Steven Lisberger, who directed the original Tron movie and is a producer on Tron: Legacy, said that in some cases, videogames were an opportunity for Hollywood studios to test out their wilder ideas without the costs involved in making a full movie.
Lisberger was referring to Tron: Evolution, and its Wii counterpart, Battle Grids, which fill in some of the 28-year-gap between the first and second Tron movies, a time span perhaps a little too broad for a two hour movie, but just right for a videogame. He thought that having videogames as a place where Hollywood could develop its grander ideas was a good relationship for the two mediums to have.
Disney CEO Bob Iger added that games were a way of keeping people engaged with a movie franchise beyond just the theatrical releases. He was especially excited about the opportunities afforded to Tron: Legacy by 3D gaming, which he thought created a more immersive experience, which in turn would draw people even further into the Tron universe.

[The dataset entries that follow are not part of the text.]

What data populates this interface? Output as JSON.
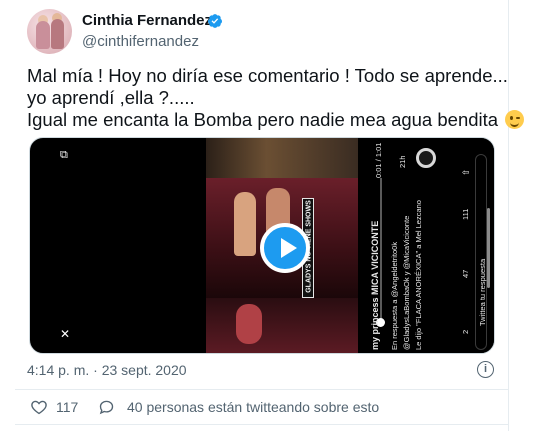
{
  "author": {
    "name": "Cinthia Fernandez",
    "handle": "@cinthifernandez",
    "verified": true
  },
  "tweet": {
    "lines": [
      "Mal mía ! Hoy no diría ese comentario ! Todo se aprende...",
      "yo aprendí ,ella ?.....",
      "Igual me encanta la Bomba pero nadie mea agua bendita"
    ],
    "emoji": "winking-face-emoji"
  },
  "media": {
    "type": "video",
    "caption_text": "GLADYS NO TIENE SHOWS",
    "side_panel": {
      "account": "my princess MICA VICICONTE",
      "reply_to": "En respuesta a @Angeldetrito0k",
      "mentions": "@GladysLaBombaOk y @MicaViciconte",
      "quote": "Le dijo \"FLACA ANORÉXICA\" a Mel Lezcano",
      "time_label": "21h",
      "likes": "111",
      "retweets": "47",
      "comments": "2",
      "reply_placeholder": "Twittea tu respuesta",
      "timecode": "0:01 / 1:01"
    }
  },
  "meta": {
    "timestamp": "4:14 p. m. · 23 sept. 2020"
  },
  "actions": {
    "like_count": "117",
    "conversation_text": "40 personas están twitteando sobre esto"
  },
  "colors": {
    "accent": "#1d9bf0",
    "secondary_text": "#536471",
    "divider": "#e6ecf0"
  }
}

The idea that tie-in games like Tron: Evolution should relate to the movies that spawned them, but not necessarily be a straight film-to-game conversion has a lot of merit. Of course, a slightly different idea or focus does little to counteract the effects of a rushed development cycle to get the game out in time for a movie’s launch. The best tie-in game might just be the one that comes after the movie, not before.